Был уже девятый час, когда Джек наконец позвонил.
— Дорогая, сегодня не могу позвать тебя в общежитие, потому что должен разгрести все счета, — сказал он. — Хорошо, если до утра справлюсь. Видишь, мне надо закрыть все финансовые вопросы, а я все лето этим не занимался. С этой стороной шоу-бизнеса я всегда был не в ладах.
Может, он был хороший актер, может быть даже, актер Божьей милостью, но сейчас и ребенок догадался бы по его голосу, что он врет.
Почти весь следующий день она ходила по дому, нервно прижав к губам костяшки пальцев, — повторяя единственный жест Бланш Дюбуа, ясно прописанный в авторских ремарках пьесы, которую она знала наизусть.
— Все еще по уши в бумагах, — сообщил Джек по телефону ближе к вечеру, и она хотела сказать: «Слушай, давай уже оставим друг друга в покое. Забудь все это, возвращайся туда, откуда пришел, и оставь меня в покое». Но он добавил: — Ничего, если я зайду к тебе выпить завтра вечером? Скажем, часа в четыре?
— Заходи, конечно, — сказала она. — Мне будет приятно. У меня кое-что для тебя есть.
— У тебя что-то есть для меня? Что?
— Не стану говорить. Пусть это будет сюрприз.
После обеда Лаура, хихикая и перешептываясь, ушла куда-то на весь вечер с сестрами Смит, и Люси была ей за это благодарна; и все же, когда она робко вошла в гостиную с чемоданами и поднесла их к креслу, в котором сидел Джек, Люси пожалела, что Лаура не видит его изумления: он сидел с круглыми от восторга глазами, как маленький ребенок в рождественское утро.
— Ни хрена себе! — прошептал он. — Ни хрена себе, Люси! Ничего прекраснее я в жизни не видел.
Она знала, что Лауре это понравилось бы.
— Я просто подумала, что они тебе пригодятся, — сказала она. — Ты же много ездишь.
— «Пригодятся», — повторил он. — Знаешь что? Всю жизнь, сколько себя помню, я хотел такие чемоданы.
Он поставил стакан на стол, нагнулся и расстегнул застежки на одном из чемоданов, чтобы открыть его и тщательно осмотреть внутренности.

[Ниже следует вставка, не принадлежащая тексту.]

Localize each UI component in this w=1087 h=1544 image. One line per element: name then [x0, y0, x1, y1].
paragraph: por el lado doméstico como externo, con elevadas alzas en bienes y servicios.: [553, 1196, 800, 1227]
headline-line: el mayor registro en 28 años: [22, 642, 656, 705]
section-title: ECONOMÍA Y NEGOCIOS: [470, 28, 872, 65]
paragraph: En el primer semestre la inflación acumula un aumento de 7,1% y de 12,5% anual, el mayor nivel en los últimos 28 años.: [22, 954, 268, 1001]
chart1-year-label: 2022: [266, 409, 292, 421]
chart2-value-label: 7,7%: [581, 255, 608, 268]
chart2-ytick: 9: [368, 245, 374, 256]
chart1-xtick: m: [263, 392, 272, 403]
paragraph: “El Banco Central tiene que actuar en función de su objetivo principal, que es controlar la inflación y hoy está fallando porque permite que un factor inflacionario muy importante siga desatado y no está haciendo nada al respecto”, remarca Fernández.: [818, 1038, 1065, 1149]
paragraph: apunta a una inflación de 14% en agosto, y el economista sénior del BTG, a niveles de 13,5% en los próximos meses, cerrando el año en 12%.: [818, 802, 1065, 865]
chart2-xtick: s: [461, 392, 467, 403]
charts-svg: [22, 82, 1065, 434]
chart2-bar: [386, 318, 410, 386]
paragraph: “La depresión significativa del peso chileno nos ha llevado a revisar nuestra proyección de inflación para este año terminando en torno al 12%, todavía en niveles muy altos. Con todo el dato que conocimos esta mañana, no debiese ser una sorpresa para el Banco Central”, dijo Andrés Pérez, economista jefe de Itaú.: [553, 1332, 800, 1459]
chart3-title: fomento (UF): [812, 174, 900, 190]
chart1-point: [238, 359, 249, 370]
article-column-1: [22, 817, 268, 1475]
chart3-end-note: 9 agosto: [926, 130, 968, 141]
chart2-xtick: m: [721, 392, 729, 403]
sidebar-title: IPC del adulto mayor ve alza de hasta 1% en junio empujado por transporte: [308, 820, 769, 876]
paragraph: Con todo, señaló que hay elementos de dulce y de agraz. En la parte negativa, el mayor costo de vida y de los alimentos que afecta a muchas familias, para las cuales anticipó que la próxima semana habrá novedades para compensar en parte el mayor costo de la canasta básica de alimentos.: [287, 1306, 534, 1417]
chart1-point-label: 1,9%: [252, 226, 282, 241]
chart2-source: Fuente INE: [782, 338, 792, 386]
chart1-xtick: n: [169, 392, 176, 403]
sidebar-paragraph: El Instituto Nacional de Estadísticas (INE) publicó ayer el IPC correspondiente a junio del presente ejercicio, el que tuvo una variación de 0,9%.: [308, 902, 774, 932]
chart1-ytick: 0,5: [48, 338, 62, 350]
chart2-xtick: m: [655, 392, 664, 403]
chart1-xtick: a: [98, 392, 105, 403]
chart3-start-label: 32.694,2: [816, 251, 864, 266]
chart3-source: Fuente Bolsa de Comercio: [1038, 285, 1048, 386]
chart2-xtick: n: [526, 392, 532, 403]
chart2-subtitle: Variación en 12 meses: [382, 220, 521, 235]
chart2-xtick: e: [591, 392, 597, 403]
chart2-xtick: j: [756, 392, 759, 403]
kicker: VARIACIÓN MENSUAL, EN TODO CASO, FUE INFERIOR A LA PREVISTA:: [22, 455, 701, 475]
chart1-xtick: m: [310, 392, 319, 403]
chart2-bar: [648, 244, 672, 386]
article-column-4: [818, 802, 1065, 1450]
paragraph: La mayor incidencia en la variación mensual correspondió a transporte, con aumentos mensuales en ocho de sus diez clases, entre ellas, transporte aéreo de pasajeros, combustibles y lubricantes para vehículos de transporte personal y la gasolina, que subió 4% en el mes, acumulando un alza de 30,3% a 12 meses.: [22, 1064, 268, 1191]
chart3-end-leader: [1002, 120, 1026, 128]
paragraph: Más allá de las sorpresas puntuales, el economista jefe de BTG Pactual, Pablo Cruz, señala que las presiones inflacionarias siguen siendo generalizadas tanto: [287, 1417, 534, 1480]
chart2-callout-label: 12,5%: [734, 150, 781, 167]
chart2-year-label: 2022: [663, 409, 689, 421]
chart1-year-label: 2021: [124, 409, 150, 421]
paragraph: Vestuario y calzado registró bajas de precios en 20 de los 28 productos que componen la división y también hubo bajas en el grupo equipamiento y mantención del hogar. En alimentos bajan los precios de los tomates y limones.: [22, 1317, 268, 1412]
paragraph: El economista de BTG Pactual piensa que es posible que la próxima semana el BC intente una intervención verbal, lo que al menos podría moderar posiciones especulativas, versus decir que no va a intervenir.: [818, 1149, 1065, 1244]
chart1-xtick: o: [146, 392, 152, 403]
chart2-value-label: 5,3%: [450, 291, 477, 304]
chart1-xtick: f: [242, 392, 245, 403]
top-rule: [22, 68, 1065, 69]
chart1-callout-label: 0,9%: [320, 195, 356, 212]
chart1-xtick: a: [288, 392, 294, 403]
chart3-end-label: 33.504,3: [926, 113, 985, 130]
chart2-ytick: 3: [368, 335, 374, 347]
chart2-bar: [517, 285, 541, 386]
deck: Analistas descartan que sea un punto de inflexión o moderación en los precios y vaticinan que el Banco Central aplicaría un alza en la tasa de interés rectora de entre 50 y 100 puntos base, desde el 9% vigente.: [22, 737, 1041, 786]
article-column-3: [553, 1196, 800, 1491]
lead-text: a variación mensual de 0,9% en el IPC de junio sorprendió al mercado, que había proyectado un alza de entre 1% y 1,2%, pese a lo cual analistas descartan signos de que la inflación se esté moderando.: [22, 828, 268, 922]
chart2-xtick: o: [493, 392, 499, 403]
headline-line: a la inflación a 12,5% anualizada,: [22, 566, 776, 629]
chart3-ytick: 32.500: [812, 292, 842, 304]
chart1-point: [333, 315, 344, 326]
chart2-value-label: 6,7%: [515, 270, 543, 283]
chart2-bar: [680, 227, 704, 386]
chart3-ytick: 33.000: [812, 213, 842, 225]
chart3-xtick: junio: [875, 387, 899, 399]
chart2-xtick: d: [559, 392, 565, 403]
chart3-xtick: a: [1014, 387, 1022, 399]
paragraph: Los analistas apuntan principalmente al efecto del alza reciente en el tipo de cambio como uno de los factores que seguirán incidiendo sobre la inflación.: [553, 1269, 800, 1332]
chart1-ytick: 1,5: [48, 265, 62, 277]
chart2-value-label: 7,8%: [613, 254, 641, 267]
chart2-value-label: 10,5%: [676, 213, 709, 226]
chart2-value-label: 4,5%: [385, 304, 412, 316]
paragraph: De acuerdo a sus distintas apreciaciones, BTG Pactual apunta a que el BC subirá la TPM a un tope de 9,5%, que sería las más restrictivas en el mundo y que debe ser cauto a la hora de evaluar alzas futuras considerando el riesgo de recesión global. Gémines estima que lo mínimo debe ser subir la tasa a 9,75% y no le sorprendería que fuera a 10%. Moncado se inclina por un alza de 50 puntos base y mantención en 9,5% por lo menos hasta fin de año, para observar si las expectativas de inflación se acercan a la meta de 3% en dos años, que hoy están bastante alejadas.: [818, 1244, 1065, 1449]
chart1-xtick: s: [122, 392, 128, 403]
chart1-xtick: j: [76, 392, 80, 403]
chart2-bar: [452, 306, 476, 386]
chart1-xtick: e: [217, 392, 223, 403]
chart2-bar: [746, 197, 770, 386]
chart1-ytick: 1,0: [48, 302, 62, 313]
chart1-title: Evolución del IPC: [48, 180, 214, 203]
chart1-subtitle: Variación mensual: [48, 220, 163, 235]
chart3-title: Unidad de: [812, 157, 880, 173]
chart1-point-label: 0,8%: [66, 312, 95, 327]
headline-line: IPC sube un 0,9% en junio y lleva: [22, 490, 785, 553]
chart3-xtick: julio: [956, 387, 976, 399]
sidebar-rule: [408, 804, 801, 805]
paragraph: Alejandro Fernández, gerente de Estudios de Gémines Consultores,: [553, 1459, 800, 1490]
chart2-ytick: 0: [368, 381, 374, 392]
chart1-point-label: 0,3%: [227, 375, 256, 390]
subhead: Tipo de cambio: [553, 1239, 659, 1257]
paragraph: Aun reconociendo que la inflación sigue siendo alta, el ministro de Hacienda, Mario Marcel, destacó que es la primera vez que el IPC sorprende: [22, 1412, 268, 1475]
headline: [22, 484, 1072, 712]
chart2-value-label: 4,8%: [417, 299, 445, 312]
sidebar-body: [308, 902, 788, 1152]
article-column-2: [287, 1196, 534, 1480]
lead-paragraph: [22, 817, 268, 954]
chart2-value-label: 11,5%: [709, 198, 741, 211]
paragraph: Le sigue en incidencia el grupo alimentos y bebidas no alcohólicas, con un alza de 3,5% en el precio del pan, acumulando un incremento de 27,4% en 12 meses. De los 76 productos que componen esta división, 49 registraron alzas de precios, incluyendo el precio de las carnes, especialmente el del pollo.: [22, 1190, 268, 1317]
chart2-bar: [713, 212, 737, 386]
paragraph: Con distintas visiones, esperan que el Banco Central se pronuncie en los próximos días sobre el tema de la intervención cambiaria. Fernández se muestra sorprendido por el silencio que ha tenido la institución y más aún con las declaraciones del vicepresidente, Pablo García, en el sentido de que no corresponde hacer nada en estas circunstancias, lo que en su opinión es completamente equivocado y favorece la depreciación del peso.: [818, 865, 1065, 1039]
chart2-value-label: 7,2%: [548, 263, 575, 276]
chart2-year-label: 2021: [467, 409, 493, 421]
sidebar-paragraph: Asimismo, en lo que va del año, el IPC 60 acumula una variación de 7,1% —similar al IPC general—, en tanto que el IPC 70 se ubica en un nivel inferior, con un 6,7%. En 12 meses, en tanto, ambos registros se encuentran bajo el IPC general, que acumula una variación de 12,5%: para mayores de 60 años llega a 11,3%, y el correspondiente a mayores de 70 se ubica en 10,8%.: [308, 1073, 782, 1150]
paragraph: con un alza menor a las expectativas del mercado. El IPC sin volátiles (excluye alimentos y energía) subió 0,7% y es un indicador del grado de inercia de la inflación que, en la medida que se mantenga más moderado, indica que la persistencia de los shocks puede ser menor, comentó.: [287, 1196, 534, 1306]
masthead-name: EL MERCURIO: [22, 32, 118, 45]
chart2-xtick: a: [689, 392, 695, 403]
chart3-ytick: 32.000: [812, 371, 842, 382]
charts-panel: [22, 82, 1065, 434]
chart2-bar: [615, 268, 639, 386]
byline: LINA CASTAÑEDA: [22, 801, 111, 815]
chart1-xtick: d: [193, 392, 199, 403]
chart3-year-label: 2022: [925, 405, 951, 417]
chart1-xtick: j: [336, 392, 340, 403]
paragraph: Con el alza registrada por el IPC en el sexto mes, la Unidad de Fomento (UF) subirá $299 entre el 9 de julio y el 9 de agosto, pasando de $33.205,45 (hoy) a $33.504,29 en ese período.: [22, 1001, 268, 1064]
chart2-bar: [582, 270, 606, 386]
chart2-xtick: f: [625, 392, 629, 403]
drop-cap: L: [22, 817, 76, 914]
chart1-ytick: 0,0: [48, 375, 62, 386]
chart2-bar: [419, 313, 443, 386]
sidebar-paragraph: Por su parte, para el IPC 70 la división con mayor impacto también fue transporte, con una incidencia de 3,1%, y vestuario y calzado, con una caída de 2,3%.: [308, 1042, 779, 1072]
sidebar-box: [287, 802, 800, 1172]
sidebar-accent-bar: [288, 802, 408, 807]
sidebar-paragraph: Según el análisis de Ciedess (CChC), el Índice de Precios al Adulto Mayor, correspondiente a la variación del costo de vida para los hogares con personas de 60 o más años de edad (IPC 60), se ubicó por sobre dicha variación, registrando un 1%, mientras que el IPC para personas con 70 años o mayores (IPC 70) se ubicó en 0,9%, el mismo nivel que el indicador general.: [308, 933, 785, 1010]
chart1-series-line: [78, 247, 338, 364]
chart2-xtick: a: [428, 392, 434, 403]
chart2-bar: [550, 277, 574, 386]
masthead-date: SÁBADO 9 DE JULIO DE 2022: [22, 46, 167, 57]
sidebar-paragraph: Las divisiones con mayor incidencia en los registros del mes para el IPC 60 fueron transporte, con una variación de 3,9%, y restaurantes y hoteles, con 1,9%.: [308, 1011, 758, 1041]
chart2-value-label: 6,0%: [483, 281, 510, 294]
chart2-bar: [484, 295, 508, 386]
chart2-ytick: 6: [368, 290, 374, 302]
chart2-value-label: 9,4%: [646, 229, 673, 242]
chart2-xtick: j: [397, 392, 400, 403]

— Встроенные вешалки для пиджаков, все на месте, — объявил он. — Бог мой, ты только посмотри на все эти отделения! Люси, я даже не знаю… даже не знаю, как тебя благодарить.
Одно из неудобств, связанных с тем, что ты богат, — и Люси всю жизнь это знала — состоит в том, что, когда ты даришь дорогие подарки, люди нередко демонстрируют преувеличенную радость. Виной тому смущение, потому что взамен они не могут предложить ничего подобного; в таких ситуациях она всегда чувствовала себя неловко, что, впрочем, не мешало ей вновь и вновь совершать ту же самую ошибку.
Когда она принесла новую порцию виски и снова села в стоявшее напротив него кресло, выяснилось, что говорить им друг с другом особенно не о чем. Похоже, их не хватало даже на то, чтобы смотреть друг другу в глаза, — во всяком случае, отваживались они на это нечасто, как будто боялись обнаружить на лице собеседника соответствующую обстоятельствам приятную улыбку.